Bergeron bouncing back for Bruins
Patrice Bergeron has a goal and two assists and is a plus-1 in his past two games, leading to hopes that the Bruins center might have turned the corner on his comeback season after a career-threatening concussion more than a year ago.
"I've felt good the [previous] two games, too," Bergeron told the Boston Globe after his short-handed, empty-net goal helped Boston beat Carolina 5-1 on Tuesday night. "The puck just hasn't been going in for me."
Bergeron's fifth goal of the season was his first since Nov. 21, although some of that time included more than a month in which he was out after another concussion. Besides the scoring, Bergeron also was 9-for-18 on faceoffs, dished out some hard hits and played a gritty style that raises hope he is back to normal. "I think it's about confidence," Bergeron told the Globe. "It's just getting my timing and everything to come together. Missing the month [after sustaining the second concussion Dec. 20] set me back a little bit. I just wasn't myself. It takes awhile to get all the things back -- strength, hitting, focus, timing."
Bergeron's apparent breakout coincided with a minor shakeup in lines on the Bruins as he skated with Chuck Kobasew and P.J. Axelsson on the third line. Blake Wheeler moved up to join center Marc Savard and Milan Lucic on the first line, while Phil Kessel dropped down to the second line to play alongside center David Krejci and Vladimir Sobotka.
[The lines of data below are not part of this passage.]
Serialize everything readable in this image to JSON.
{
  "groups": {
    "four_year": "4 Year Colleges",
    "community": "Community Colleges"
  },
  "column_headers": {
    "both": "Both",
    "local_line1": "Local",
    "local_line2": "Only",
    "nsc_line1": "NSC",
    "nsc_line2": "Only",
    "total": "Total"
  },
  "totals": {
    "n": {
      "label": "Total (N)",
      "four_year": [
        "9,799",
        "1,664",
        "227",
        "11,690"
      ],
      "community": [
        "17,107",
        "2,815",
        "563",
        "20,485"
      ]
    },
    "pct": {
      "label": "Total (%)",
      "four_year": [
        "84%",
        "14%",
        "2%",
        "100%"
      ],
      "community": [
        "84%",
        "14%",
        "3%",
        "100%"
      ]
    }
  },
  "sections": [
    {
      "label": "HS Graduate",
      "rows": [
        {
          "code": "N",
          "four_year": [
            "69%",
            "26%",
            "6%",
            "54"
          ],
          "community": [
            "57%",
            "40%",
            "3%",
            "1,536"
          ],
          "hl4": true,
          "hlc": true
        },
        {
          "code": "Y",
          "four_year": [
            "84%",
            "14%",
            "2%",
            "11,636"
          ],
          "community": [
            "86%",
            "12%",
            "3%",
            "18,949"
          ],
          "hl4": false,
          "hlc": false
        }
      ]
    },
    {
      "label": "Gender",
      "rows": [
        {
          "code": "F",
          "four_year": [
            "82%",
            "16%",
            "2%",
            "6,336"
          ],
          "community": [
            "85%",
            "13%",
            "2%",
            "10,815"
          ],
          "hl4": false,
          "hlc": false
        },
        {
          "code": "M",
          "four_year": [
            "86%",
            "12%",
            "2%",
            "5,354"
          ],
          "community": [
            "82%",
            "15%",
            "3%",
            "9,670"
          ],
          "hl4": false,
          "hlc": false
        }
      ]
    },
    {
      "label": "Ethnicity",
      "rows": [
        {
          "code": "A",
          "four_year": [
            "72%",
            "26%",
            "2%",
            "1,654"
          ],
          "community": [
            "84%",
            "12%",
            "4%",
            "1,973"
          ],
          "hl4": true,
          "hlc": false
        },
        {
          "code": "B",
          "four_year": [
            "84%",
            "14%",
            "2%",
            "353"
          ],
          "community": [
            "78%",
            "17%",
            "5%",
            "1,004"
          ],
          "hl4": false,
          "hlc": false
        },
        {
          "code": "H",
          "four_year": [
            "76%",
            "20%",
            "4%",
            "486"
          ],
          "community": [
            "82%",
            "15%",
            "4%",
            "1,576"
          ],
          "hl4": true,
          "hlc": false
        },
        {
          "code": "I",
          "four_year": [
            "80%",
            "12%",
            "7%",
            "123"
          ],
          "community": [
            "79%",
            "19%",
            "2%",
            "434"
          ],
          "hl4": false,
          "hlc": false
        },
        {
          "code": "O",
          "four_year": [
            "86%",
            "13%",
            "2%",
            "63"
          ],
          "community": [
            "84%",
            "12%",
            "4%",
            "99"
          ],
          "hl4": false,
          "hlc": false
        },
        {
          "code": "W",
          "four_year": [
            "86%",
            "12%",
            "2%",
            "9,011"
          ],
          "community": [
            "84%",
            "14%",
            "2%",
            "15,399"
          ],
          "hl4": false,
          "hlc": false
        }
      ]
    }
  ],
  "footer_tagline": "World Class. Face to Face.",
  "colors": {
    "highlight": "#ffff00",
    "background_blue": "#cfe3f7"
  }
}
"Just a little bit of a mix," Bruins coach Claude Julien told the Boston Herald after practice Monday. "We haven't been scoring as much as we'd like lately. We've got some guys who are in scoring slumps right now. You move guys around and hope it will spark things a little bit."
Brodeur's road to recovery
Martin Brodeur, who is recovering from surgery to repair a torn biceps tendon, plans to return Feb. 26 against the Avalanche, according to the Bergen Record, which cited Brodeur's weekly column for RueFrontenac.com.
"It all goes back to the 16-week thing. The first night when they told me about my arm, they said it was going to take four months. That date was always in my mind," Brodeur told the Record. "So when I talk about it, it's not necessarily a date. It's an area that I'm looking for more than a day in particular just because it's a Thursday and it's the 16-week mark to me."
The New York Post, however, credited an "impeccable source" as saying that game is out of the question, that Feb. 28 against the Panthers or March 1 against the Flyers is more likely.
Whatever game he ends up returning in, Brodeur's preparation has been slowed by New Jersey's lack of full practices.